5. If a Multi Reader Multi Case (MRMC) Comparative Effectiveness Study was done

• No, an MRMC comparative effectiveness study was not done. This type of study compares the performance of human readers, with and without AI assistance, typically for interpreting medical images. This document describes an automated in-vitro diagnostic (IVD) assay, which does not involve human readers interpreting AI output. The comparison is between the new assay and a predicate assay, and clinical utility is assessed by correlating assay changes with patient disease progression.

6. If a Standalone (i.e., algorithm only without human-in-the-loop performance) was done

• Yes, the primary performance evaluation described is a standalone performance of the algorithm (the ARCHITECT CA 125 II Assay). This device is an automated immunoassay system that provides a quantitative CA 125 value without human subjective interpretation. All presented data (precision, method comparison, reference ranges, and association with disease state) represent the performance of the device itself.

7. The Type of Ground Truth Used

• For the quantitative CA 125 values: The ground truth is considered to be the true concentration of CA 125 reactive determinants in the sample. This is implicitly confirmed by the comparison to a predicate device (which aims to measure the same analyte) and by the internal precision studies.
• For the "Association between Change in Marker Value and Change in Disease State": The ground truth is the clinical disease state or progression of ovarian cancer based on clinical methods and chart review. This is not strictly "expert consensus pathology" or "outcomes data" but rather a clinical determination of disease progression over time.

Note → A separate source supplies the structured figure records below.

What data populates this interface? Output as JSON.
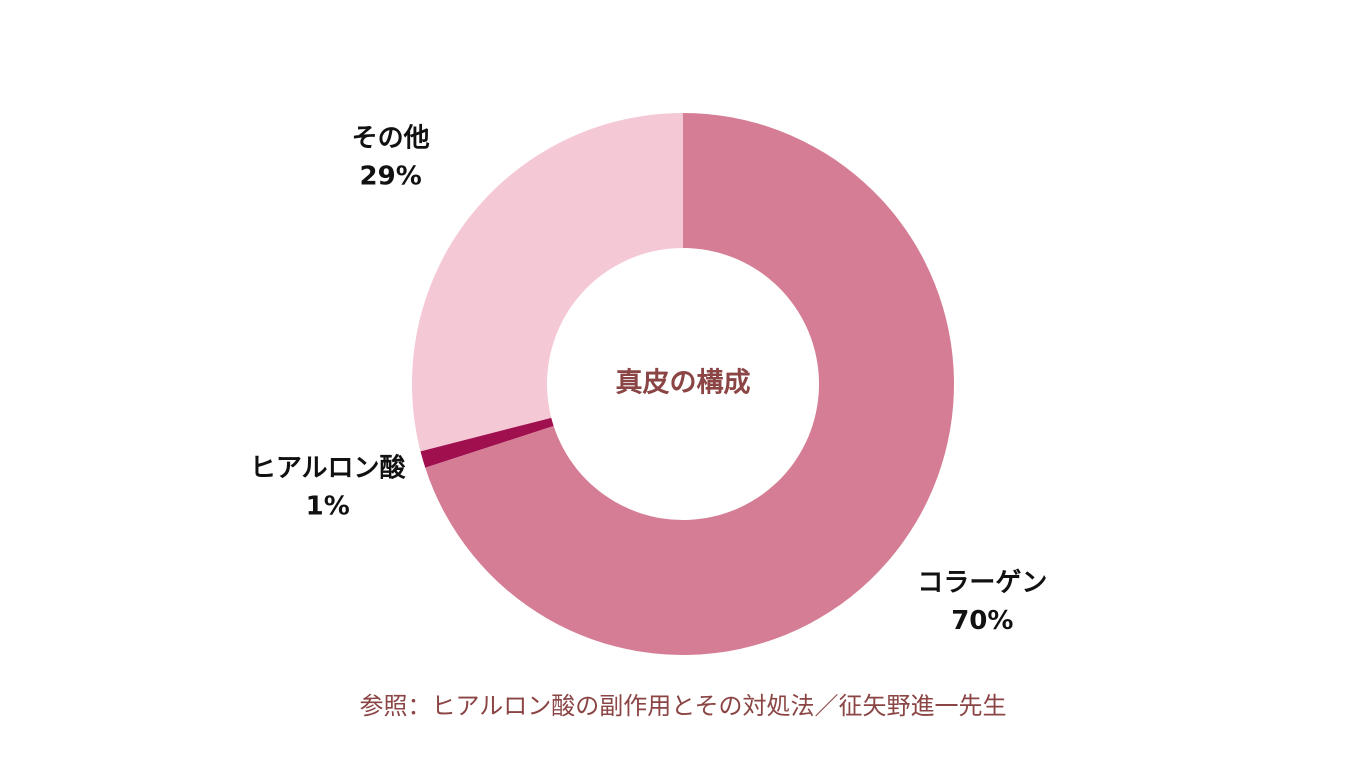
{
  "chart_data": {
    "type": "donut",
    "center_label": "真皮の構成",
    "categories": [
      "コラーゲン",
      "ヒアルロン酸",
      "その他"
    ],
    "values": [
      70,
      1,
      29
    ],
    "value_labels": [
      "70%",
      "1%",
      "29%"
    ],
    "colors": [
      "#d57d94",
      "#a0104f",
      "#f5c8d5"
    ],
    "source": "参照：ヒアルロン酸の副作用とその対処法／征矢野進一先生"
  }
}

8. The Sample Size for the Training Set

• The document does not explicitly mention a "training set" for an algorithm. This is an immunoassay, not a machine learning algorithm in the typical sense that requires a training phase. While the assay's reagents and calibration parameters would have been developed and optimized, the specific sample sizes used in that developmental phase are not provided in this 510(k) summary focused on validation.
• The "calibration curve" mentioned in the reproducibility section suggests that a set of calibrators is used to establish the standard curve for quantitative measurement, but this is distinct from an AI training set.

9. How the Ground Truth for the Training Set was Established

• As a traditional immunoassay, there isn't a "training set" in the AI sense.
• For calibration, the ground truth for the calibrators would be established by careful preparation of known concentrations of the CA 125 antigen, typically through gravimetric or volumetric methods, and confirmation by reference methods. The document states "6 levels (0 - 1000 U/mL)" for standards, implying these are known concentrations used to create the standard curve.